Fort Worth police chief disrespects Black residents with hand-picked group of advisers | Opinion
Published: Fri, 03/10/23
Fort Worth police chief disrespects Black residents with hand-picked group of advisers | Opinion
Fort Worth Star-Telegram
BY THE REV. PATRICK D. MOSES
MARCH 10, 2023 6:03 AM
As I reflect on the Fort Worth City Council’s closely divided vote opposing the “citizen-recommended” police Civilian Review Board and the advisory board Police Chief Neil Noakes proposes to create, I am wrestling with a line in Habakkuk 2:4, formed as a question: “How can the righteous live by their faith” and stay silent on this disrespectful act against citizens?
I serve as the pastor of First Missionary Baptist Church, located in City Council District 8. I am a retired federal law enforcement executive and a member of the International Association for Chiefs of Police.
Without insulting the capable selected members of Noakes’ panel, the concept aligns with a neoliberal agenda of distancing accountability for policing away from citizens and centralizes oversight under the police chief. The chief’s proposal no doubt will appease those who trust the police.
Just consider the 5-4 vote against the review board recommended by the city’s Race and Culture Task Force; what areas do the five members represent? What communities do the four members represent?
Policing and community trust in Berkeley Place is different than it is where I pastor, on the corner of Miller and Fairfax Avenues.
Fort Worth Police Chief Neil Noakes speaks during a press conference in 2021.
Amanda McCoy amccoy@star-telegram.com
To be sure, the chief’s proposal will widen the divide between marginalized communities, particularly those who must have ”the talk” with their children about how to handle encounters with officers; the people I serve as a pastor.
The National Association of Civilian Oversight of Law Enforcement identifies eight attributes of meaningful police oversight: It must be proactive, independent, community-driven, empowered, transparent, individualized, an investment in our communities, and an iterative process. “Oversight is not chosen or housed by police departments,” the group says.
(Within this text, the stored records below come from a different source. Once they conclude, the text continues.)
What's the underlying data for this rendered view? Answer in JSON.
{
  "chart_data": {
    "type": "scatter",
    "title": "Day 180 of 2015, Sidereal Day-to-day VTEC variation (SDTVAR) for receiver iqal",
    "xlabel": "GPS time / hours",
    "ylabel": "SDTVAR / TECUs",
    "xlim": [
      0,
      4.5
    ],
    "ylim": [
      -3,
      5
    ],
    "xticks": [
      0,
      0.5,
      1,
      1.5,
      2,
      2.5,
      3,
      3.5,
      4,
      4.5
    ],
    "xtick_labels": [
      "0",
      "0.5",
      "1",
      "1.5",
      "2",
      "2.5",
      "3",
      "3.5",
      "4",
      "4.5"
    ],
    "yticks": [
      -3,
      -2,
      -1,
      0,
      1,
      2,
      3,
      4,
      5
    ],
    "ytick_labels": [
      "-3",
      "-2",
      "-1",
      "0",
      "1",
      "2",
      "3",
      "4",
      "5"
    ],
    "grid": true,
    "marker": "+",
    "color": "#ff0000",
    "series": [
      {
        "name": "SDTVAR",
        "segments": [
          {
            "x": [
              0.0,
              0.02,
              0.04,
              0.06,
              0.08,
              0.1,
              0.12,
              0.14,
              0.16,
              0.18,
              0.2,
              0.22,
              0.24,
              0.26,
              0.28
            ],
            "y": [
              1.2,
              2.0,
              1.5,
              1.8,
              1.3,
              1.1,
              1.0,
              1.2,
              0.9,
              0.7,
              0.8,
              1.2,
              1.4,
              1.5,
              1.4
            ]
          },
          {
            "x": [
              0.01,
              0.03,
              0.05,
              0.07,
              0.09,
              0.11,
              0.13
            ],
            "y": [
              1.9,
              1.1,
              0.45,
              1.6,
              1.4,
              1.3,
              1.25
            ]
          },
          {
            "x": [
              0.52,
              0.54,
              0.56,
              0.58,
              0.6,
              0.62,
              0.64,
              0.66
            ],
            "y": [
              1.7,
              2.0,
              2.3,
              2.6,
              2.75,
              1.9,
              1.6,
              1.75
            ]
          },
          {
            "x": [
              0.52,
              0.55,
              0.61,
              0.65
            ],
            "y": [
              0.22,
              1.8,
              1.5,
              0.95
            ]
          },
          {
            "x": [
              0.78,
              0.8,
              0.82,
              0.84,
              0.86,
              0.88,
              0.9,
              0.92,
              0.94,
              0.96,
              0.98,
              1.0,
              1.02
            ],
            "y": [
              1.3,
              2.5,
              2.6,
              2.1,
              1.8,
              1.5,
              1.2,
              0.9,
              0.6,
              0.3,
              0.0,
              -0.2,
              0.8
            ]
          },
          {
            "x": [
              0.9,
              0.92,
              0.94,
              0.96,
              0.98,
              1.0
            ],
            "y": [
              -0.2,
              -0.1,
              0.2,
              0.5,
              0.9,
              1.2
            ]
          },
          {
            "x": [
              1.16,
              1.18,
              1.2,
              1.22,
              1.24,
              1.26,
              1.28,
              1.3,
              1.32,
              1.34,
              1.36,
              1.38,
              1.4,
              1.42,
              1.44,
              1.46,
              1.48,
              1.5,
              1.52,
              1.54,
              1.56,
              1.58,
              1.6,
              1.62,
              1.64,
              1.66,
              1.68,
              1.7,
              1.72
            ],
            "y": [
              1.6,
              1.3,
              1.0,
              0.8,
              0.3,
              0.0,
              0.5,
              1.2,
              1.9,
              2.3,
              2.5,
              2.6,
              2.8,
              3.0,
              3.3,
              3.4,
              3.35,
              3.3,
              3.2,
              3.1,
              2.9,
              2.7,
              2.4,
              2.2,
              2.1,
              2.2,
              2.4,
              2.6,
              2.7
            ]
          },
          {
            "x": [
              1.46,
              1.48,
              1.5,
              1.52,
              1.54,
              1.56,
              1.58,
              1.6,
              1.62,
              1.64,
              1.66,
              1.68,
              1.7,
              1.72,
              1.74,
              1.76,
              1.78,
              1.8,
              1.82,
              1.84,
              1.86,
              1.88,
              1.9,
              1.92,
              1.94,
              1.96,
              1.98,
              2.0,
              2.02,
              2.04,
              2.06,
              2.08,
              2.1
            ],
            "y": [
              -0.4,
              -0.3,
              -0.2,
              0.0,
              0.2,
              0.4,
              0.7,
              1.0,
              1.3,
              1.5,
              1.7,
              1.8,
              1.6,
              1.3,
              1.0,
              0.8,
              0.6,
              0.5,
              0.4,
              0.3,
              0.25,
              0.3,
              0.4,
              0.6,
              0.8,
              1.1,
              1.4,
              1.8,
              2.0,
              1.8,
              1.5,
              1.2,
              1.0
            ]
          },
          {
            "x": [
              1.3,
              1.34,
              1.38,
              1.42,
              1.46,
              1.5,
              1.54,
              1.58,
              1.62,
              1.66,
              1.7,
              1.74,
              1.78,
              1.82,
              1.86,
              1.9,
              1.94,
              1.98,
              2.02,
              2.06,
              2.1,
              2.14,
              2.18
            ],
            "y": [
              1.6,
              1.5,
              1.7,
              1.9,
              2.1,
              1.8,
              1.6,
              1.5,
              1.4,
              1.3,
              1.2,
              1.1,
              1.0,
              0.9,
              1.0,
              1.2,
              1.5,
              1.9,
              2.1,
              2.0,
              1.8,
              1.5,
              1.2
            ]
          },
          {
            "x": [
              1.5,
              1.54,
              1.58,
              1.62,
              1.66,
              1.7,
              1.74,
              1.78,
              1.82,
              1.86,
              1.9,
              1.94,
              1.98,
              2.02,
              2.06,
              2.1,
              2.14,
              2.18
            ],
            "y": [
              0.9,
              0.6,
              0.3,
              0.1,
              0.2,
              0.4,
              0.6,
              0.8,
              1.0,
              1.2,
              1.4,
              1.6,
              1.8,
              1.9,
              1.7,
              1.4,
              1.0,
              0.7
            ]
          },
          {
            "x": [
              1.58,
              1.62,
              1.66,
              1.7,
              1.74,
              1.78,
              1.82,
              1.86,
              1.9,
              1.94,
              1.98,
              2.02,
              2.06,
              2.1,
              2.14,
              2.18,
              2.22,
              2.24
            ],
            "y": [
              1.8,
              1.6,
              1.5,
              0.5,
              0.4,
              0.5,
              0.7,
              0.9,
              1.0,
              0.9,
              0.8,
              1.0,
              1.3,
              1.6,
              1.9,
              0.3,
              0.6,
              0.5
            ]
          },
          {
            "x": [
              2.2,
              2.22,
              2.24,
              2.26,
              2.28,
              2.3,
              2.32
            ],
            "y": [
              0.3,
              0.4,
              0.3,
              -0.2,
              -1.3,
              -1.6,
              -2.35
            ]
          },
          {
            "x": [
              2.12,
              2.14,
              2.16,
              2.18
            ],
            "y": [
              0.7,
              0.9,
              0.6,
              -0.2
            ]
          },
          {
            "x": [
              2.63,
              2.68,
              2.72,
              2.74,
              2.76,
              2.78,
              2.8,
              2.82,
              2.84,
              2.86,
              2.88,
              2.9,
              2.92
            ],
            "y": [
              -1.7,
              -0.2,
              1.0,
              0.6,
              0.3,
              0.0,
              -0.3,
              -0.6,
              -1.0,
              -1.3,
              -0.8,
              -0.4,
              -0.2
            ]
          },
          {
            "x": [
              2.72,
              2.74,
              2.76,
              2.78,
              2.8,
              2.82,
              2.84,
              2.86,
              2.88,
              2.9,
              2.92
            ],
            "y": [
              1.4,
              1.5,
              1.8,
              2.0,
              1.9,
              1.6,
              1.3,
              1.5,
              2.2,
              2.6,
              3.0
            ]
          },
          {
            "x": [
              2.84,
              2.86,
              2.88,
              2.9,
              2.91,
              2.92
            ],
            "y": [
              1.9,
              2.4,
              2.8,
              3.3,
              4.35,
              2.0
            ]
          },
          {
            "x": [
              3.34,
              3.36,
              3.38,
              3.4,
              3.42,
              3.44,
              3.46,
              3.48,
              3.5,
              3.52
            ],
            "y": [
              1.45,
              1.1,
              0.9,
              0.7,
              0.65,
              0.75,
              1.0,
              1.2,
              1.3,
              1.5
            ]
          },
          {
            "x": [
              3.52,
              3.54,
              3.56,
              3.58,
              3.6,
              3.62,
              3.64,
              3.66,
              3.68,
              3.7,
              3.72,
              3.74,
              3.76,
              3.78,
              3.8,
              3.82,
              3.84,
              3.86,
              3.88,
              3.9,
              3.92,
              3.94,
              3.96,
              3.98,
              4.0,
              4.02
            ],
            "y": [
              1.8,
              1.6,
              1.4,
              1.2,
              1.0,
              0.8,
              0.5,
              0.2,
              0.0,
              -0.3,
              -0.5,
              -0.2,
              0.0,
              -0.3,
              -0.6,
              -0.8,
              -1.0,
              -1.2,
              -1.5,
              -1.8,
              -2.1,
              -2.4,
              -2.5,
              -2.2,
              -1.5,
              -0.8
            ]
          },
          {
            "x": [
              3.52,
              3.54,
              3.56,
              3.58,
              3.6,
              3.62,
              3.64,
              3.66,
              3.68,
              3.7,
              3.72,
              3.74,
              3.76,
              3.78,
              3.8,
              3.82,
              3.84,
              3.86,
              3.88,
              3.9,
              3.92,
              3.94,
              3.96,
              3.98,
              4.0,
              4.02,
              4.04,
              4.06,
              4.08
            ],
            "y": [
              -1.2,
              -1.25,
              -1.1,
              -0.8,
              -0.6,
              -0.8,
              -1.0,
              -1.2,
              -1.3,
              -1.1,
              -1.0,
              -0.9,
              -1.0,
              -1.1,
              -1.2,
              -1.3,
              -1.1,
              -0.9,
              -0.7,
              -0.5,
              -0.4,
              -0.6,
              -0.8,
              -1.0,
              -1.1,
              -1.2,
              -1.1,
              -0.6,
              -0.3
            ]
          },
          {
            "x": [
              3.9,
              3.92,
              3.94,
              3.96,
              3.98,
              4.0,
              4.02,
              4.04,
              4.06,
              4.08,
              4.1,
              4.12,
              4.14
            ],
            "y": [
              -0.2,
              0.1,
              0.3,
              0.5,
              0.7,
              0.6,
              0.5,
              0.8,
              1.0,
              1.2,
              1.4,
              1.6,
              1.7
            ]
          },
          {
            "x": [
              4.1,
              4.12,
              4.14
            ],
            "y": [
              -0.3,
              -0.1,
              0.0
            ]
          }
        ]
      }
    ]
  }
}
Transparent, independent, community-centered trust between the citizens and the Police Department cannot occur when the chief appoints members to oversee policing in their communities.
At a November meeting with Noakes and several African-American pastors, I cautioned the chief about the concern of the “fox guarding the henhouse.” The creation of the advisory board and the City Council’s complicity is a slap in the face for the 2,765 African Americans killed by police officers in cities across the U.S. in the last decade, including the 228 in Texas, and more particularly, those who suffered over the death of Atatiana Jefferson at the hands of a Fort Worth officer. Her killer’s defense team’s dog whistle about the “high crime” area she lived in did not fall on deaf ears.
America just witnessed what happens when a City Council withholds accountability and transparency from an independent, citizen-centered review board. The aftermath is Memphis, where officers brutally killed Tyre Nichols. The reaction from some in Tennessee’s legislature, however, is to propose eliminating citizen boards in Memphis and Nashville and empower police chiefs to tell citizens what they need to know about their communities because chiefs have the authority and autonomy to hold themselves accountable. That is absurd.
Noakes’ proposal is doing what Tennessee’s proposed legislation attempts: silencing the voices of marginalized people whose mere survival oftentimes depends upon community-centered policing. Fort Worth, we are better than that. We must ensure that every citizen has an opportunity to flourish to a full life as a creation of God without living in fear of the police.
There is still time for the city to improve relationships between citizens and the Police Department. In fact, Fort Worth has the opportunity to become a “best practice” city in policing and community partnering. The righteous can live by their faith only through the creation of a citizen-recommended review board that encourages and promotes accountability, oversight, transparency and independence.
Where do you see those aspirational terms in Noakes’ self-appointed advisory board?
How can a board hand-picked by the chief hold the Fort Worth Police Department accountable and promote trust among the citizens of Fort Worth?
The Rev. Patrick D. Moses is pastor of First Missionary Baptist Church in Fort Worth and a retired law enforcement leader for the U.S. Department of Homeland Security.